Few people think of Africa when they imagine the world's top retail fashion production, but this may soon change. On a recent trip to Ethiopia, I visited Bole Lemi, a pilot industrial park for a bourgeoning garment industry. There, I witnessed a buzz of activity and rainbow of color, as thousands of people worked to hem, cut, and construct everything from neon sweaters to ski pants.
Bole Lemi is a small part of a grand vision to rapidly industrialize Ethiopia, capitalizing upon favorable foreign and domestic conditions. If the country succeeds, it may become the center of “Factory Africa,” lifting millions out of poverty, and putting African-made products on the map.
Why Africa? Asia’s loss could be Africa’s gain
Over the past three decades, China surged to become the world’s largest producer of consumer goods. The country established itself firmly at the nexus of “Factory Asia,” a complex web of supply chains in South and Southeast Asia, manufacturing goods sold around the world.
Now, rising labor costs are threatening China’s global lead. Over the past ten years, Chinese wages have more than tripled, and nearby countries are beginning to experience wage creep as well.
Leading retailers have also faced reputational concerns related to Asian manufacturing. Headlines about factory collapses in Bangladesh and child labor in China have caused producers to seek safer locations in which they can protect workers and their brands.
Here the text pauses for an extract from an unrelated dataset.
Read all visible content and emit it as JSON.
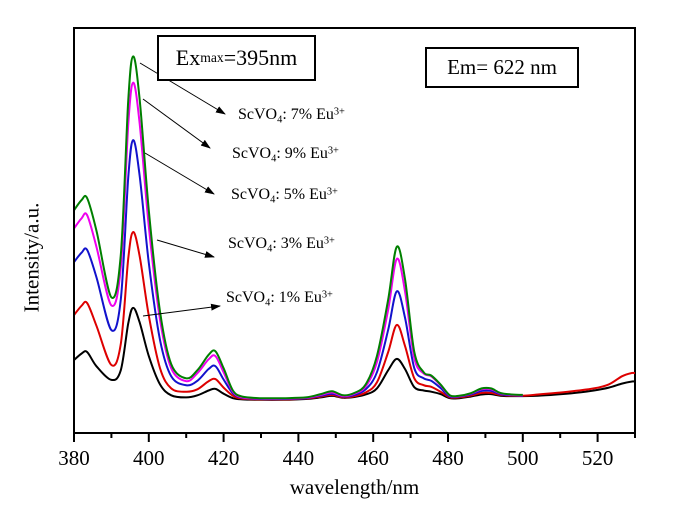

Africa presents an enticing opportunity. Labor is cheap and abundant in many markets, and manufacturing reputations remain largely untarnished. A growing consumer class also means the potential to help shape and access new markets for the sale of manufactured goods.
However, establishing a manufacturing industry doesn’t happen overnight. Only 1.5% of the world’s manufactured products currently come from Africa. Manufacturing demands power, roads, ports, capital investors and a trained labor force. If Sub-Saharan Africa is to establish a Factory Africa, it will need to overcome these barriers.
Historically closed to international investment, Ethiopia has recently begun opening with an almost singular focus on industries that will drive development in the country. For manufacturers scoping out new factory locations, Ethiopia offers an attractive cost of operations as well as a government committed to developing infrastructure and a conducive investment environment.
Ethiopia’s competitive advantage spans both regionally and globally. The country has the least expensive power in Africa. Like Asia in the 1980s and 1990s, labor is cheap and abundant. Average manufacturing wages in Ethiopia are one-fifth what they are in China, and less than half of those in Kenya. As the second most populous country in Africa, companies looking for their next long-term move will find an abundant skilled and unskilled labor force.
The Government of Ethiopia is also heavily investing to ensure the country seizes the moment of opportunity as factories move from Asia. Substantial financial incentives, like lengthy tax breaks in target industries, and rapid infrastructure development, including the development of the Addis-Djbouti railway, have provided investors assurance of Ethiopia's commitment to industry.
Why it matters: Manufacturing improves lives
Very few countries have grown without manufacturing. If Ethiopia succeeds, it will not only improve the lives of millions of Ethiopians, but will have a positive regional effect as well.
The Government of Ethiopia plans to create two million jobs through the manufacturing, generating household incomes to support ten million people. These jobs come at a critical time for Ethiopia, as joblessness has decreased in recent years, but still remains at 17%.
While manufacturing wages will begin low, livelihoods are likely to improve quickly. Over the past thirty years of Chinese industrialization, GDP per capita increased seventeen-fold, creating a new middle and upper middle class. Already, factories in Ethiopia are experiencing a high demand for jobs. Factory managers at Bole Lemi shared they have a constant flood of applicants, with workers valuing the steady, reliable income of clothes making.
Nearby countries are also likely to benefit from Ethiopia’s development. Ethiopia recently entered an agreement with Djbouti to boost trade, industry, and transport—a treaty as important to land-locked Ethiopia which depends upon Djbouti’s port, as it is to Djbouti’s economic growth. Ethiopia also sells its excess power to Kenya, Sudan and Djibouti, and has signed deals to send power to Tanzania, Rwanda, and South Sudan. As these countries begin to access energy and build the infrastructure necessary for development, they take steps toward creating an enabling environment for the creation of cross-border supply chains.
Fifteen years for now, the Horn of Africa is likely to have many Bole Lemis constructing the latest fashion. As the employees of these factories work to create the world’s merchandise they will be making something for their own future as well, a future in which Africa will be placed firmly on the map of global manufacturing.